Nel secolare sviluppo storico della polifonia, nessuno prima del P. era riuscito a realizzare uno stile vocale così puro, omogeneo, essenziale. Le qualità più evidenti di questa sorprendente vocalità si ravvisano anzitutto nel movimento della melodia intessuta sui gradi congiunti e sugli intervalli di più naturale intonazione. Lo svolgersi della composizione risulta sottilmente regolato da un flusso ritmico che sembra un alternato respiro di accenti nelle singole voci e da un senso espressivo dell'armonia in cui gli accordi di triade dominano con la pienezza della loro sonorità. Per naturale ed infallibile dono, non certo per decisione di calcolo volontario, il P. evita tutto quanto possa riuscire di turbamento all'armonioso dispori dei particolari nella chiara potenza architettonica dell'insieme: così la composizione è liberata da qualsiasi contrasto che possa derivare da una tensione provocata dalla mancata fusione dei fattori melodici, ritmici ed armonici. Ne risulta un'atmosfera tersa, senza modulazioni di colore: un trionfo in piena luce di una musicalità plastica e flessibile nel tempo stesso, atta a riprodurre come in un linguaggio d'incomparabile evidenza il religioso rapimento della fantasia.

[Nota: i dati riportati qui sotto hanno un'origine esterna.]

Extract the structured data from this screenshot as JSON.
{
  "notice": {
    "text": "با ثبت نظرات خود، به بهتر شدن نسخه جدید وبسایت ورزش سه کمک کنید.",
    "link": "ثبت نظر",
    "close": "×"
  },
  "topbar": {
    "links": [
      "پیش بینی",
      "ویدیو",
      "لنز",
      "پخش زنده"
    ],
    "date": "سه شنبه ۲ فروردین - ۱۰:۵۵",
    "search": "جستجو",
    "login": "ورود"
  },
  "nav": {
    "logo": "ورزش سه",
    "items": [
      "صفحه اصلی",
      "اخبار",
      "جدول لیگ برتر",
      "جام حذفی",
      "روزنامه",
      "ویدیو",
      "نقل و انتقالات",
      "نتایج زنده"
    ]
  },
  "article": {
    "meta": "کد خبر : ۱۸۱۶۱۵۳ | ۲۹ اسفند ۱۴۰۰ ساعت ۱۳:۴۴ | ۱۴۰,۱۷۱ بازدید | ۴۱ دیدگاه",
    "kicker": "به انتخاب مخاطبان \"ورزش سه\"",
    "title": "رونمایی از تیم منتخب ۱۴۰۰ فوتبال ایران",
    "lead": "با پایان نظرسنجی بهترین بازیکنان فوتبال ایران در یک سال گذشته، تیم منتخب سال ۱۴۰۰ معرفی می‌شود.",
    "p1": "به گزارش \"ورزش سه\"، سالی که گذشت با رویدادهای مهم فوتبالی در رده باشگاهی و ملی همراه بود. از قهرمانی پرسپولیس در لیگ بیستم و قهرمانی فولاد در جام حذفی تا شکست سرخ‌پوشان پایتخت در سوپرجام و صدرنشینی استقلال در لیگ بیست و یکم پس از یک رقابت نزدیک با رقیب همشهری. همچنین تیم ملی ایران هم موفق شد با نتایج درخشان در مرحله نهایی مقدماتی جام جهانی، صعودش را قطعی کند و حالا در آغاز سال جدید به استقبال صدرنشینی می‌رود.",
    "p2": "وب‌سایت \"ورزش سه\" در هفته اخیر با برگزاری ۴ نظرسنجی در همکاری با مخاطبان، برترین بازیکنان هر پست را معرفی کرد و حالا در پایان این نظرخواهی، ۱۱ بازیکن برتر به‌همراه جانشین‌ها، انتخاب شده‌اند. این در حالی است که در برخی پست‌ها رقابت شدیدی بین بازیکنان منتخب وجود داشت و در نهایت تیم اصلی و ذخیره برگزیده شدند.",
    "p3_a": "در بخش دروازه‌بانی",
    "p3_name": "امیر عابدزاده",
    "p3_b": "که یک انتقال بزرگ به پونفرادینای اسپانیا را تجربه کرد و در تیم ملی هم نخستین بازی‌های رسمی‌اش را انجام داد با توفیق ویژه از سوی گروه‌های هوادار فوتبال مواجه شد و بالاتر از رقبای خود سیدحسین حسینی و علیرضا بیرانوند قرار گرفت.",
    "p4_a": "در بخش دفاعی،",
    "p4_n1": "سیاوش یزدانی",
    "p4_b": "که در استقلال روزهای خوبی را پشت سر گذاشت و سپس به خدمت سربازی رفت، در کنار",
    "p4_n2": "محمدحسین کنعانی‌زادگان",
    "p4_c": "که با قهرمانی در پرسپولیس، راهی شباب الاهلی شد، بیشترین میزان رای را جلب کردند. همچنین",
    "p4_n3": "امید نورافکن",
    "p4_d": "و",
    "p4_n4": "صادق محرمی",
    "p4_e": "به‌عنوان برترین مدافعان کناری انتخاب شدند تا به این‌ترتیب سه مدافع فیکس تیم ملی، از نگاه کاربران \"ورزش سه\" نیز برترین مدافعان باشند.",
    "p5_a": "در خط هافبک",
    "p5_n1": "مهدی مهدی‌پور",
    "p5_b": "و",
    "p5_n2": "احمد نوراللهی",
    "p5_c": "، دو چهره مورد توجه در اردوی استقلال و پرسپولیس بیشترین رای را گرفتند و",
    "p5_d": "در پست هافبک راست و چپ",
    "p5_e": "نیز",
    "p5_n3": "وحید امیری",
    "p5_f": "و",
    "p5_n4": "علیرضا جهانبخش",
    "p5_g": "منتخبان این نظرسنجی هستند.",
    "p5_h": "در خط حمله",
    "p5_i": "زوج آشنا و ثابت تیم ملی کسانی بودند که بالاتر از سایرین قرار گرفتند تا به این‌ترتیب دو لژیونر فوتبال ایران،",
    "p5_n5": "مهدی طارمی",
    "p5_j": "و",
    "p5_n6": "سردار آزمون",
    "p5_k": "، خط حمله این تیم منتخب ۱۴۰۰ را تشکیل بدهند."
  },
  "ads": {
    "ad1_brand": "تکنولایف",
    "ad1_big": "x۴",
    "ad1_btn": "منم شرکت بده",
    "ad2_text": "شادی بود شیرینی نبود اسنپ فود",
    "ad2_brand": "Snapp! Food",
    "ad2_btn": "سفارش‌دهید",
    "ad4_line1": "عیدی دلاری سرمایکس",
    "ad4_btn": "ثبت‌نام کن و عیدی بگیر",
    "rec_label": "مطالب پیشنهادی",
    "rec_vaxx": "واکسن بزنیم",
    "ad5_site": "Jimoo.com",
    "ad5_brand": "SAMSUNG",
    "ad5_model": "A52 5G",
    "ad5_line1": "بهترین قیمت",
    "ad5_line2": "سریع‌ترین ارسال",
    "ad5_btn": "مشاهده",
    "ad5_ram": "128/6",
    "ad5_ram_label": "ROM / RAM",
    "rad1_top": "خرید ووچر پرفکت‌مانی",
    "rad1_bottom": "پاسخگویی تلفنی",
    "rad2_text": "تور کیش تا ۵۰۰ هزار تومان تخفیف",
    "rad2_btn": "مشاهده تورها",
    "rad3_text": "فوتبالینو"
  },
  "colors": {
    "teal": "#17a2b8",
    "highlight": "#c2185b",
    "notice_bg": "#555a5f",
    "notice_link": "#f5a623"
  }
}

I testi palestriniani rivelano un'immensa varietà di accenti e di inflessioni soltanto a chi li voglia far propri con alacre, attenta penetrazione. In sede di analisi formale si resterà sorpresi, ma più ancora ammirati, del modo con cui il P. accoglie dalla tradizione contrappuntistica, principalmente rappresentata dai musicisti fiamminghi, gli elementi tecnici e strutturali di uso più corrente. Tornano nelle sue messe i procedimenti della composizione sul cantus firmus, ora rigido ora libero, sul canone di più stretto rigore, sulle melodie liturgiche o popolari, su temi attinti con più grande libertà da mottetti e madrigali propri o di altri autori, su motivi da lui stesso inventati o su temi di cui non è stato possibile identificare la fonte: ma ogni elemento è trasfigurato dall'artista in un modo che appare tanto più prodigioso, quanto più naturale ed intensa è l'espressione musicale che ne risulta. Egualmente si dica per la versatilità con cui il P., nei mottetti e nelle numerose forme consimili, delinea quadri di meno ampia.